A atleta, que para se manter ativa participa num torneio em Praga, à porta fechada e sujeito a rigorosas medidas sanitárias, envolvendo os melhores praticantes checos, revela-se resignada por entender que o motivo é “bastante claro”.

"Não digo que chorei ao ouvir as notícias, mas fiquei bastante desgostosa”, resumiu a jogadora de 30 anos, que venceu Wimbledon em 2011 e 2014.

Já a sua compatriota Barbora Strycova, semifinalista em 2019 em singulares, disse que sentirá falta da “atmosfera do torneio”.

"Adoro sempre voltar a Wimbledon, é especial estar lá. Para mim, é o maior e mais importante torneio [do Grand Slam]", completou Strycova.

Os circuitos profissionais masculino (ATP) e feminino (WTA) foram interrompidos desde meados de março e pelo menos até o final de julho, mas pequenos torneios de exibição estão a começar a ser organizados.

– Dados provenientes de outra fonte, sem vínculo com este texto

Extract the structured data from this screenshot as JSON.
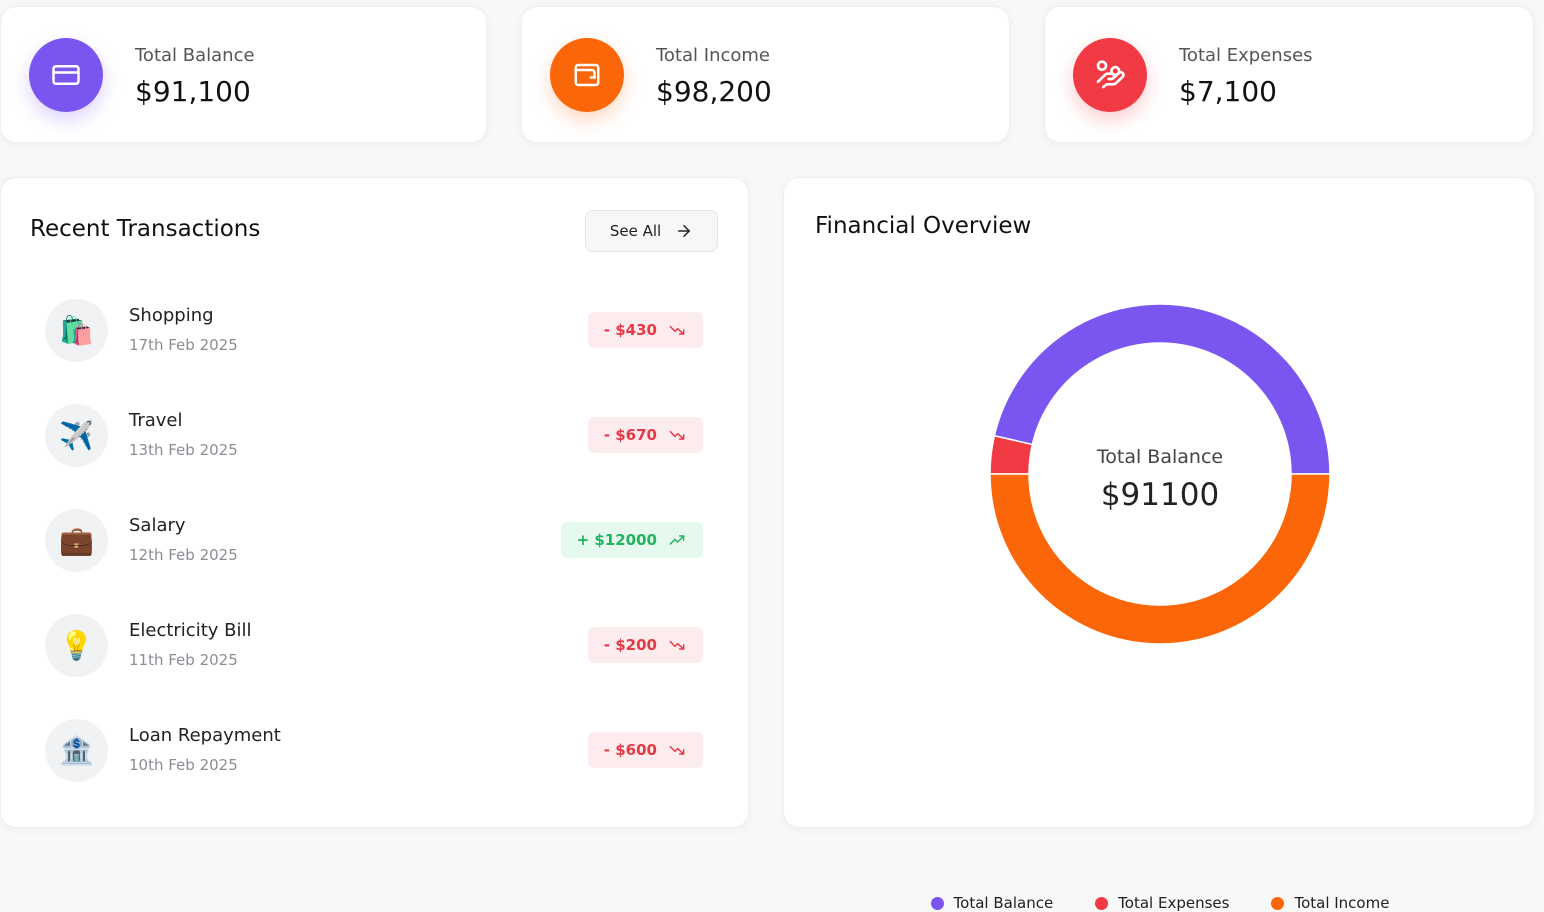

Isso aconteceu a semana passada em Florida, Estados Unidos, nesta semana na República Checa e em breve nos Balcãs (Sérvia, Croácia, Montenegro, Bósnia-Herzegovnia), permitindo que os jogadores se mantenham ativos e recuperem um pouco o gosto da competição.

A nível global, segundo um balanço da agência de notícias AFP, a pandemia de covid-19 já provocou mais de 346 mil mortos e infetou mais de 5,5 milhões de pessoas em 196 países e territórios.

Quase 2,2 milhões de doentes foram considerados curados.